Appalled and intrigued, I went to the Internet, and discovered I could learn how a New Madrid mega-earthquake would affect the Midwest, where almost no anti-seismic measures are in place. Briefly, five to eight states would be affected; local mutual aid would not work; bridges over the Mississippi could be uncrossable for several hundred miles, for years; transmission of natural gas, oil, and electricity to much of the east coast would be affected for many months, along with the supply of wheat and grains to other parts of the world; there would be significant out-migration. (Question for discussion in this FEMA exercise: what could or would emergency managers in one local jurisdiction like Memphis do when faced with such a catastrophe?)

Or I could choose a scenario for a slow-developing catastrophe like Lake Mead going dry, leaving 22 million people in three states without water. (Discussion question: How can emergency managers in Las Vegas prepare to respond?)

Or I could browse peak gas scenarios, 2012 Armageddon scenarios, global warming scenarios, armchair quarterback analyses of the Black Plague, the Irish Potato Famine, the 1917 Influenza Pandemic, Hurricane Katrina, or Limits to Growth, the 1972 scenario published by the Club of Rome that projected nine different outcomes based on the variables of world population, industrialization, pollution, food production and resource depletion. Only one of those nine is hopeful; the others are so dire, a catastrophe response plan would be pointless.  Recent studies confirm (says Wikipedia) that current “changes in industrial production, food production and pollution are all in line with the book’s predictions of economic and societal collapse in the 21st century.”

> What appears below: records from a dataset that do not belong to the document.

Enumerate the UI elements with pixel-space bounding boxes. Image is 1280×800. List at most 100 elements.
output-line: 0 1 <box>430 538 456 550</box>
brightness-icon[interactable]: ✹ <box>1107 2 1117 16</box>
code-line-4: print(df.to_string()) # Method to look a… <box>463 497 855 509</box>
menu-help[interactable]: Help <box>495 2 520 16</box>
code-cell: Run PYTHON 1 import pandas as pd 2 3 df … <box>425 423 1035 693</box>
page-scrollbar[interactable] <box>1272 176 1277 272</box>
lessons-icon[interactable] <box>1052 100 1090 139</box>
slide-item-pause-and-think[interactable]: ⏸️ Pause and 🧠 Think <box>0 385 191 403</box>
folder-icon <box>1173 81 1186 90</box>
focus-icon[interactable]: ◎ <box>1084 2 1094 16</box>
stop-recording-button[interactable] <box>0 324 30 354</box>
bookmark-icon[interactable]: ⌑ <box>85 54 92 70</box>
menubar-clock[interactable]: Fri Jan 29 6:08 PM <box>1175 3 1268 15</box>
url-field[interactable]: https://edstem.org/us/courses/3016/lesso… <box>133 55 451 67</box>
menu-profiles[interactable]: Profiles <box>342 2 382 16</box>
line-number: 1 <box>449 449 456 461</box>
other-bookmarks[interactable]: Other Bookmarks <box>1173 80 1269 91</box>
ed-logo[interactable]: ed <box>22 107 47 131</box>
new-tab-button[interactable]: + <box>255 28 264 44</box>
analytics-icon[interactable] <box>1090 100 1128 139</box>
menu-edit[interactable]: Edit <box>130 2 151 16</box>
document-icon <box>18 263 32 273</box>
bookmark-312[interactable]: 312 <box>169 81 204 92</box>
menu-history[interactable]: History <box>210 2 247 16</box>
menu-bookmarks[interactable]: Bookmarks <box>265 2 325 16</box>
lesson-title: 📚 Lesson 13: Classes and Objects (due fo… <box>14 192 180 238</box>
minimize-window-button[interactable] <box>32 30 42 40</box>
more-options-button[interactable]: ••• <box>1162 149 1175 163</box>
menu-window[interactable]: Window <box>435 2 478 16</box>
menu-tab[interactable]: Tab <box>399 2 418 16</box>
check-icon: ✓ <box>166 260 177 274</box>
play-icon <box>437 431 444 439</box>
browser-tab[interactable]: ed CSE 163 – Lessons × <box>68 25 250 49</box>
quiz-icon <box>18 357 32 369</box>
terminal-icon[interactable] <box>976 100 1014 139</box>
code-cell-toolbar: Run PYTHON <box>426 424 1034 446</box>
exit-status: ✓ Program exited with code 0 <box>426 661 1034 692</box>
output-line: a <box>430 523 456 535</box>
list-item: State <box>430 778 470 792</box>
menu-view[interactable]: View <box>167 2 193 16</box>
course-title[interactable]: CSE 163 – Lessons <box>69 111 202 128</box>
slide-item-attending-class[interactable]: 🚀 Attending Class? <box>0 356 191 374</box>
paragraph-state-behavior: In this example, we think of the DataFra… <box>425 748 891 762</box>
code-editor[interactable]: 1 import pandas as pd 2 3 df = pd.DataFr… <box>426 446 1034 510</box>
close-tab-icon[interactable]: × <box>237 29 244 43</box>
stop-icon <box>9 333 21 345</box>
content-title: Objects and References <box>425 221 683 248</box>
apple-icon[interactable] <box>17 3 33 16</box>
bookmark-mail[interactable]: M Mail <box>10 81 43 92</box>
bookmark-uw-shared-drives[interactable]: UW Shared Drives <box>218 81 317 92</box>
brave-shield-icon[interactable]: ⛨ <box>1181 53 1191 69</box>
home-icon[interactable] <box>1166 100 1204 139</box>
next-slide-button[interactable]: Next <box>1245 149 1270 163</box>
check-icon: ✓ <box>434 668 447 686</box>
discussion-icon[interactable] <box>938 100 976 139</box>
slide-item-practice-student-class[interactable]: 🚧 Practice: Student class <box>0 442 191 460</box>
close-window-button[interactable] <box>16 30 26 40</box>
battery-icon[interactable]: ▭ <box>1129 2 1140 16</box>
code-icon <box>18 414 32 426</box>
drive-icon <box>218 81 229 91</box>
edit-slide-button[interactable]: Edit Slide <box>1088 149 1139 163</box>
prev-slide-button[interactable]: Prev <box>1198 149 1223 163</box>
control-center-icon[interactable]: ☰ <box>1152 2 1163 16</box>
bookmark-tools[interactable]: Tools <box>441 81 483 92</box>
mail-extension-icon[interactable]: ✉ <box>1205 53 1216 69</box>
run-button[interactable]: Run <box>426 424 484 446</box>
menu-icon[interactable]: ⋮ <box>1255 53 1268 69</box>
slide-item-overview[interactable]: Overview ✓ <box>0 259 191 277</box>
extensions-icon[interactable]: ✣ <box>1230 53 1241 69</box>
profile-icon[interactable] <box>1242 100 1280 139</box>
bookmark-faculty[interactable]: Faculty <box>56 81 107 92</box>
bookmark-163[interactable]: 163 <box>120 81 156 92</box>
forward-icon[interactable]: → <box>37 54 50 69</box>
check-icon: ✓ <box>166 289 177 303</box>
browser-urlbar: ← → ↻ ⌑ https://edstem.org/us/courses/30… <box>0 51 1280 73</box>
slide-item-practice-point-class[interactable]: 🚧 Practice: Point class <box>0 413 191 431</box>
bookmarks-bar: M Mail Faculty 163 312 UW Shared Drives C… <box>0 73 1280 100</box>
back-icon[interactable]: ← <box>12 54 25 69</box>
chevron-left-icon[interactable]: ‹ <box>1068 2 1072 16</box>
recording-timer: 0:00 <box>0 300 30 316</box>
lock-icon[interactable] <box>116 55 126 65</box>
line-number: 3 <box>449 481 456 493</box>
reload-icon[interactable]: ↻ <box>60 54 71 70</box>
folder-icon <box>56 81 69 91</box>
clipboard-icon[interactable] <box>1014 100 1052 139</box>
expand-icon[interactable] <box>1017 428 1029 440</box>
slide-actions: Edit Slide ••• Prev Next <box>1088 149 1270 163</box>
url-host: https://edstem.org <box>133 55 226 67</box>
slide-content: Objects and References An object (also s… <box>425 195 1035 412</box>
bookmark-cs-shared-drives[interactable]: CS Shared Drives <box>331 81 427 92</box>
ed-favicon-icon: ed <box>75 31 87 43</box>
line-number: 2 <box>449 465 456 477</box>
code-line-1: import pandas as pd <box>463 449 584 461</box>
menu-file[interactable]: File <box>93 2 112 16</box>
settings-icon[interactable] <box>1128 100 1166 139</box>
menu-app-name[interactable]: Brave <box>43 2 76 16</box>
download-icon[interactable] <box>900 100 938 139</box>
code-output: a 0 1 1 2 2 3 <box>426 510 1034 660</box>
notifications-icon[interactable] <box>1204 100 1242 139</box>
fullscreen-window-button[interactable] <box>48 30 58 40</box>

Things are not looking good.

It’s tempting to call my efforts to live a sustainable life foolish. To quit trying to support alternative systems and behavior. To chuck  my bicycle for a really big car. But I think I’ll stay the course.

Why? For starters, imagining catastrophe is the first step in trying to mitigate it. The literature of catastrophe helps us grasp the scope of what we face, and discern what part of it is in our control. The silver lining to spending a sunny  afternoon imagining my hometown underwater was learning just how many people are collaborating on the response.

Second, letting go of the idea that everything is in our control is just plain healthy. No amount of clean living and recycling can prevent an earthquake!

Third, there is power in individual and collective action. Martin Luther thought so, too. Asked what he would do if the world were to end tomorrow, he said, “Plant an apple tree today.”

Smiting happens. But faith kicks in where reason ends. I’m voting for faith, for the apple tree, for the bicycle helmet. And I’m  spending tomorrow curled up with “A Guide to Emergency Preparedness for Sacramento County.”